ESPN's take on the 2008 Beijing Olympics

ESPN.com’s Jim Caple recently published an article on ESPN.com called Beijing or Bust — Beat Olympics Traffic, Get Here Now, regarding the upcoming Olympics being held in Beijing in 2008.

One of the interesting things Caple mentioned was about the reason behind the quick and ahead of schedule construction on all of the venues.

After he described the various different attributes of China’s preparation for the Olympics. Caple started on the incredibly fast transformation of Beijing’s skyline:

How fast is Beijing changing? In just my two days there, the building next to my hotel was condemned, torn down, replaced by a 10-story Starbucks, then torn down again to make way for a 50-story Best Buy. I'm exaggerating, of course. The Best Buy store will be in Shanghai.

…and then the “awful” and increasingly worse traffic situation:

Taking a ride out to the Great Wall, we hit some of the worst traffic I've ever endured. I counted eight rows of cars clogging a highway that had only six official lanes, and we were all being funneled into a mere four lanes. Worsening the choke point was an accident blocking one of the four precious lanes.

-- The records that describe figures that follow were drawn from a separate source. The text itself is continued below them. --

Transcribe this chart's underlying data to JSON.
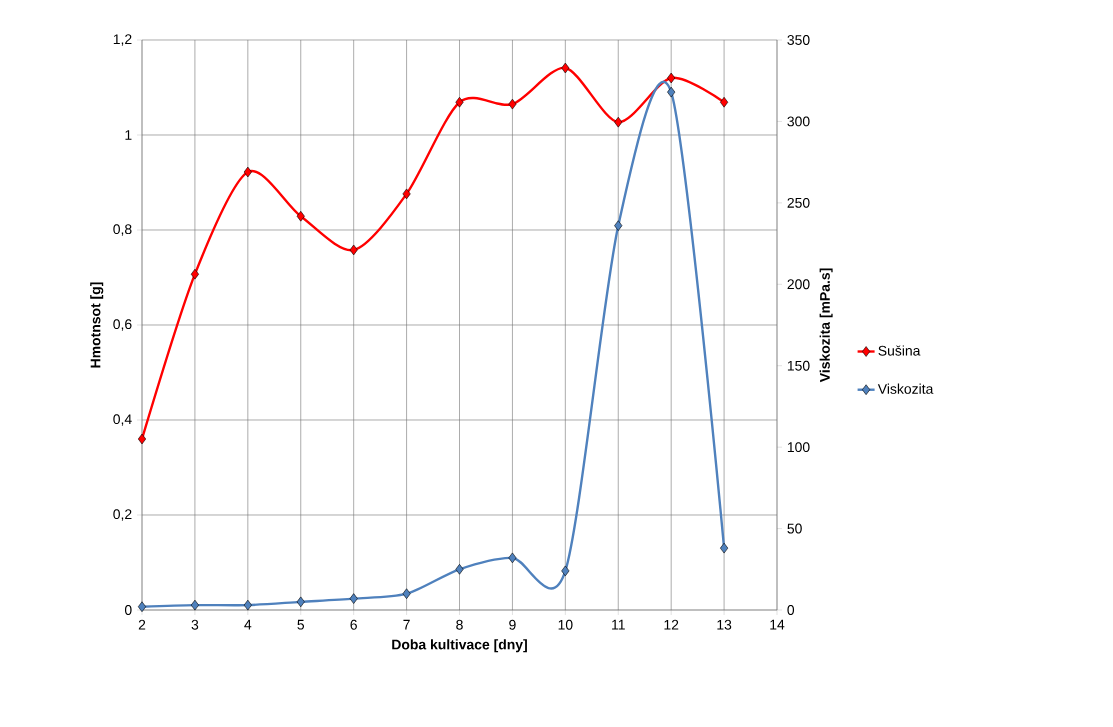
{
  "chart_data": {
    "type": "line",
    "xlabel": "Doba kultivace [dny]",
    "ylabel": "Hmotnsot [g]",
    "y2label": "Viskozita [mPa.s]",
    "x": [
      2,
      3,
      4,
      5,
      6,
      7,
      8,
      9,
      10,
      11,
      12,
      13
    ],
    "series": [
      {
        "name": "Sušina",
        "color": "#ff0000",
        "values": [
          0.36,
          0.707,
          0.922,
          0.829,
          0.758,
          0.876,
          1.069,
          1.065,
          1.141,
          1.027,
          1.12,
          1.069
        ]
      },
      {
        "name": "Viskozita",
        "color": "#4f81bd",
        "axis": "y2",
        "values": [
          2,
          3,
          3,
          5,
          7,
          10,
          25,
          32,
          24,
          236,
          318,
          38
        ]
      }
    ],
    "xlim": [
      2,
      14
    ],
    "xticks": [
      2,
      3,
      4,
      5,
      6,
      7,
      8,
      9,
      10,
      11,
      12,
      13,
      14
    ],
    "ylim": [
      0,
      1.2
    ],
    "yticks": [
      0,
      {
        "value": 0.2,
        "label": "0,2"
      },
      {
        "value": 0.4,
        "label": "0,4"
      },
      {
        "value": 0.6,
        "label": "0,6"
      },
      {
        "value": 0.8,
        "label": "0,8"
      },
      1,
      {
        "value": 1.2,
        "label": "1,2"
      }
    ],
    "y2lim": [
      0,
      350
    ],
    "y2ticks": [
      0,
      50,
      100,
      150,
      200,
      250,
      300,
      350
    ],
    "grid": true,
    "legend": "right",
    "marker": "diamond",
    "line_style": "solid"
  }
}
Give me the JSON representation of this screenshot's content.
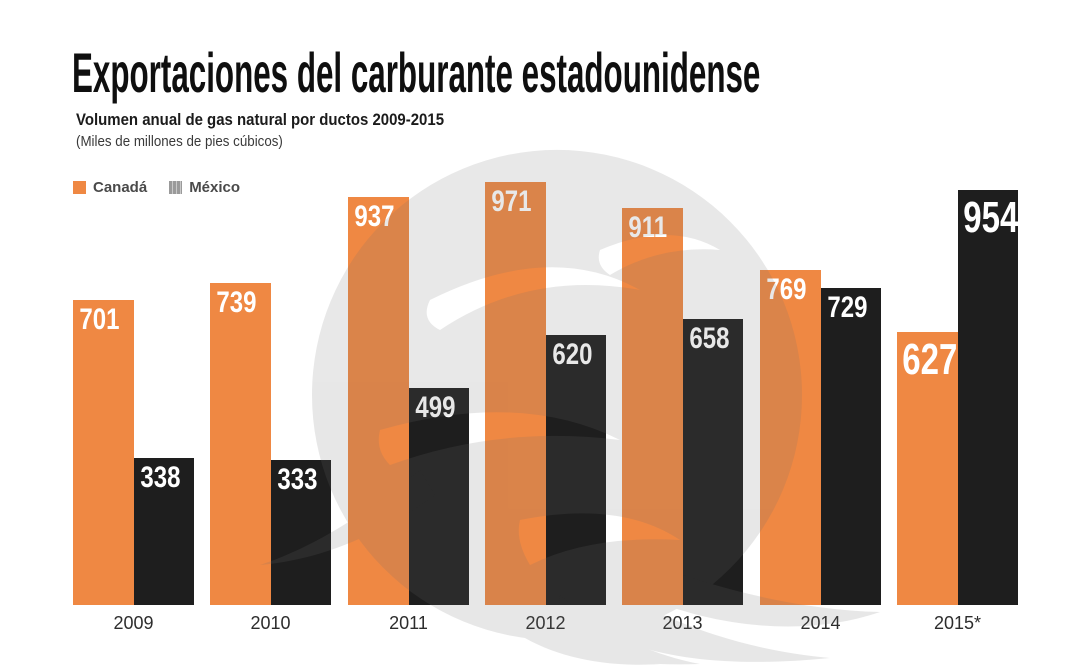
{
  "header": {
    "title": "Exportaciones del carburante estadounidense",
    "subtitle": "Volumen anual de gas natural por ductos 2009-2015",
    "unit_note": "(Miles de millones de pies cúbicos)"
  },
  "legend": {
    "position": "top-left",
    "items": [
      {
        "label": "Canadá",
        "color": "#EF8843",
        "swatch_style": "solid"
      },
      {
        "label": "México",
        "color": "#9A9A9A",
        "swatch_style": "striped"
      }
    ]
  },
  "chart_data": {
    "type": "bar",
    "title": "Exportaciones del carburante estadounidense",
    "subtitle": "Volumen anual de gas natural por ductos 2009-2015",
    "unit": "Miles de millones de pies cúbicos",
    "categories": [
      "2009",
      "2010",
      "2011",
      "2012",
      "2013",
      "2014",
      "2015*"
    ],
    "series": [
      {
        "name": "Canadá",
        "color": "#EF8843",
        "values": [
          701,
          739,
          937,
          971,
          911,
          769,
          627
        ]
      },
      {
        "name": "México",
        "color": "#1E1E1E",
        "values": [
          338,
          333,
          499,
          620,
          658,
          729,
          954
        ]
      }
    ],
    "ylim": [
      0,
      980
    ],
    "grid": false,
    "y_axis_shown": false,
    "value_labels": "inside-top, white, bold; 2015* labels enlarged",
    "legend_position": "top-left"
  },
  "watermark": {
    "icon": "eagle-logo-watermark",
    "color": "#6E6E6E",
    "opacity": 0.16
  },
  "colors": {
    "background": "#FFFFFF",
    "canada_bar": "#EF8843",
    "mexico_bar": "#1E1E1E",
    "value_label_text": "#FFFFFF",
    "axis_label_text": "#2D2D2D",
    "title_text": "#0F0F0F"
  }
}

You know that opening scene of "Office Space," during which Peter is stuck in traffic and notices he's being passed by an elderly man with a walker? This was worse. In 20 minutes we crawled perhaps one kilometer. And all the while, my driver squirmed in his seat and listened to the Mandarin equivalent of Rush Limbaugh. I have no idea what the broadcaster was saying, but he sounded so angry I can only assume he must have been bitching about the traffic.

I definitely recommend this article as an entertaining piece from a not-so-jaded American’s time in China. It’s a quick bit of what China’s about.

At the end of the article, Caple described something in Guangzhou that I had already seen in Shenzhen, and wrote about it in Cab Advertising:

In addition to being very inexpensive, cabs in China (at least in Guangzhou) sometimes come with flat-screen TV monitors in the back seat. As I rode in from the airport late one night, I watched a news report gleefully showing members of the Taiwanese parliament throwing shoes at each other during a heated session. I could just imagine the commentary: "See? This is what the imperialist running dogs give you with democracy. We can give you the same thing just by opening up a Nordstrom's." It is also a very strange feeling to be riding through Guangzhou at six in the morning and watching a replay of Fish-O-Mania XIII.